SAIC Volkswagen Tharu New Pioneer broke the deadlock with a groundbreaking true fixed price of 79,900 yuan and a lifetime powertrain warranty, securing over 20,000 first-month orders, resonating with price transparency demand. This transformation sparked a chain reaction: Buick Envision Plus launched a direct sales version at 169,900 yuan, and Guangqi Toyota Fenglanda officially reduced prices by 44,000 yuan.

Joint venture brands' collective shift outlines a clear path to industry consensus on transparency.

Reconstructing pricing logic transcends pricing strategies. As dealers escape price competition shackles, deep service value excavation becomes the new battleground: FAW-Volkswagen's dealer profit structure shifts towards after-sales services; Guangqi Toyota's complaint rate plummets, significantly restoring brand trust.

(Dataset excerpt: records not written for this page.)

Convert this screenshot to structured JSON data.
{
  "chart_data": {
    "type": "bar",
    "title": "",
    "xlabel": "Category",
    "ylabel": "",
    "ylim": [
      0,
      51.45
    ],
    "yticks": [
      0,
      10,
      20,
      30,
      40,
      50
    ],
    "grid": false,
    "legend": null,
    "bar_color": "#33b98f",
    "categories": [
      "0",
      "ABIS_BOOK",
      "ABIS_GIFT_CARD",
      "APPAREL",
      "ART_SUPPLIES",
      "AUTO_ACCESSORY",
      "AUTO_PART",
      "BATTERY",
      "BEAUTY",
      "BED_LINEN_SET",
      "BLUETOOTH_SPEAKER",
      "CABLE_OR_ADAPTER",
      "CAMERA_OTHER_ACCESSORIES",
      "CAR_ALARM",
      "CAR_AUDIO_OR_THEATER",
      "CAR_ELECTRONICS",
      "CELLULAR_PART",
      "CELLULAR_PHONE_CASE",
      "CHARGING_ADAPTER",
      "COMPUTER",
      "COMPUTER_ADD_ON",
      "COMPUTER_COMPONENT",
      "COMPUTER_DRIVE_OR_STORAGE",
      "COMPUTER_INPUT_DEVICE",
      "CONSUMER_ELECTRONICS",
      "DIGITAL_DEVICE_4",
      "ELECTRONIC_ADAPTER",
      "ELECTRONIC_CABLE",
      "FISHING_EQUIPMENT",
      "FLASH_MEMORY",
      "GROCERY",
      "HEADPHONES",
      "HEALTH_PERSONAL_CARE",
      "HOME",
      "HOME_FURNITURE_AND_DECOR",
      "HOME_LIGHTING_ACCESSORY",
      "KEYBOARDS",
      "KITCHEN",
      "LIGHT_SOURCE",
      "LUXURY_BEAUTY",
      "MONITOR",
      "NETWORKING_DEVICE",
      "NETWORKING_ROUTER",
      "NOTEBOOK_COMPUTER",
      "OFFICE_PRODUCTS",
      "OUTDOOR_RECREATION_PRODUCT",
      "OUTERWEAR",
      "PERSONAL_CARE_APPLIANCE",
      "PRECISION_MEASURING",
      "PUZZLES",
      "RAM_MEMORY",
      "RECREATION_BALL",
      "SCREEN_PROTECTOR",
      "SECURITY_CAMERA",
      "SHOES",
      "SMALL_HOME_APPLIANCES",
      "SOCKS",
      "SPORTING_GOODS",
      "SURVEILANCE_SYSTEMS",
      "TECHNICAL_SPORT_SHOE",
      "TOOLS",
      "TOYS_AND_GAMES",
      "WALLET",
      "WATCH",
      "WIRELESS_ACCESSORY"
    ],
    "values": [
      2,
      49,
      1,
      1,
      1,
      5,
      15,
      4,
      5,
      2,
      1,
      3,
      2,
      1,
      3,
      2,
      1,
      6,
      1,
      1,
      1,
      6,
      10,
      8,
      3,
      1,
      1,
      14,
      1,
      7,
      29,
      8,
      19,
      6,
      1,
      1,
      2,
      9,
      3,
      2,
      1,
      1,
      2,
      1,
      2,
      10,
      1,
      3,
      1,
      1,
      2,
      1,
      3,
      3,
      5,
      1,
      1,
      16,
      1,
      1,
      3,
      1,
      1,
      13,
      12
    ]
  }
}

A deeper change lies in user sovereignty consciousness awakening. Young consumers refuse to pay for "information gaps," demanding certainty in car purchases and standardized service experiences. A survey shows that post-90s generation satisfaction with "no need for price negotiation" is 89%, far exceeding traditional methods.

While transparency is irreversible, some enterprises' "pseudo-fixed price" strategies expose new issues. One brand introduced a "special edition" with reduced configuration, while another required financial loan bundling to enjoy the nominal price. These practices exacerbate consumer doubts. Without a technological moat, transparent pricing may revert to a new price war tool.

China's 2025 auto market undergoes a harrowing leap from a "price meat grinder" to a "value reactor." The price war's continuation accelerates industry elimination, squeezing inefficient capacity, forcing technological innovation, and concentrating resources in leading enterprises.

Everyone needs a fixed price, driving the automotive market from "commodity transactions" to "service operations." This transformation's deeper meaning lies in stripping the traditional automotive industry's last veil, allowing consumers to pay for real value, enabling automakers to compete on efficiency improvements, and returning the industry to its essential business logic.

This dual transformation's ultimate goal is establishing a new user value-centric order. When automakers no longer rely on price differential competition but build competitiveness through technological innovation, scenario definition, and user asset operations, China's automotive industry can truly leap from being a "scale leader" to a "rulemaker."